El presidente de la Cámara Departamental del Libro, Alfonso Cortez, al igual que representantes de las principales editoriales y librerías representadas en la feria internacional, se mostró complacido por la respuesta del público. La Cámara premió a Emma Villazón por haber ganado su Concurso Nacional Noveles Escritores.
Varios entrevistados de diferentes editoriales coincidieron en que se ha afianzado la ligazón de la feria con el cruceño, al punto de que las presentaciones de escritores del resto del país son menos frecuentes que las de los locales.
En un recorrido de La Razón, comenzando por Santillana, la edición especial de Cien años de soledad, de Gabriel García Márquez, tuvo que ser repuesta entre las ofertas de la editorial española porque se agotó en sólo una semana y media.
Gente Común lanzó su nueva colección de poesía, con una cómoda edición de El legado (Aníbal Crespo Ross). En novela, El tesoro de las guerras (Homero Carvalho). Y una variedad de obras de cuentos infantiles, con autores como Carlos Cordero, Isabel Mesa y otros.

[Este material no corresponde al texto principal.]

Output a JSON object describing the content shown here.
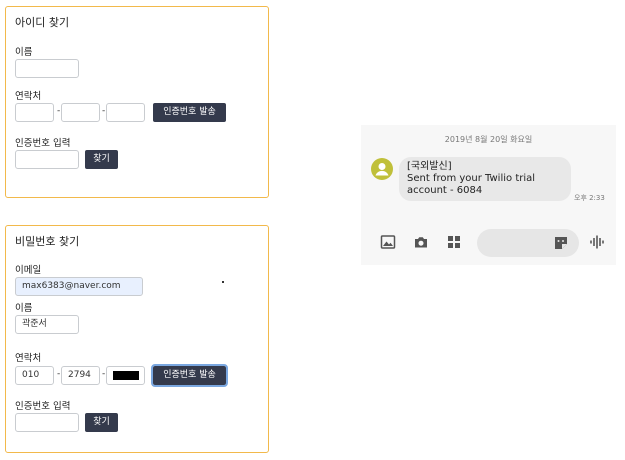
{
  "find_id": {
    "title": "아이디 찾기",
    "name_label": "이름",
    "phone_label": "연락처",
    "phone_dash": "-",
    "send_button": "인증번호 발송",
    "code_label": "인증번호 입력",
    "find_button": "찾기"
  },
  "find_pw": {
    "title": "비밀번호 찾기",
    "email_label": "이메일",
    "email_value": "max6383@naver.com",
    "name_label": "이름",
    "name_value": "곽준서",
    "phone_label": "연락처",
    "phone_part1": "010",
    "phone_part2": "2794",
    "phone_dash": "-",
    "send_button": "인증번호 발송",
    "code_label": "인증번호 입력",
    "find_button": "찾기"
  },
  "sms": {
    "date": "2019년 8월 20일 화요일",
    "message_lines": [
      "[국외발신]",
      "Sent from your Twilio trial",
      "account - 6084"
    ],
    "time": "오후 2:33",
    "toolbar_icons": [
      "gallery-icon",
      "camera-icon",
      "apps-icon",
      "sticker-icon",
      "voice-icon"
    ]
  },
  "colors": {
    "panel_border": "#f2b94b",
    "button_bg": "#343a4c",
    "avatar": "#c0c03a"
  }
}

En La Hoguera, entretanto, Los aymaras están llegando (Wolfango Montes), y el libro de cocina Doña Piedades.
Con acierto, los niños tuvieron su propio espacio: la I Feria del Libro Infantil y Juvenil, cuya atracción principal fue el fantástico Túnel del tiempo. En este caso, el contacto de los organizadores con los establecimientos educativos permitió una masiva asistencia durante varios días, pero todavía se nota la falta de estrategias mediáticas para lograr que los padres aproximen a sus hijos a la literatura.
Títulos presentados
Ed. El País • ´Con el cielo a mis espaldas´, de Claudia Peña. Reedición de ´Andrea´, de Carlos Valverde, y ´Todos los caminos conducen Roma´, de Monroy.
Ed. Santillana • ´Fantasmas asesinos´, de Wilmer Urrelo.
Ed. Plural • ´Montenegro y su tiempo´, de Valentín Abecia Lóez. ´Yo soy libre y no indio: soy guarayo´, de Pilar G. Jordán.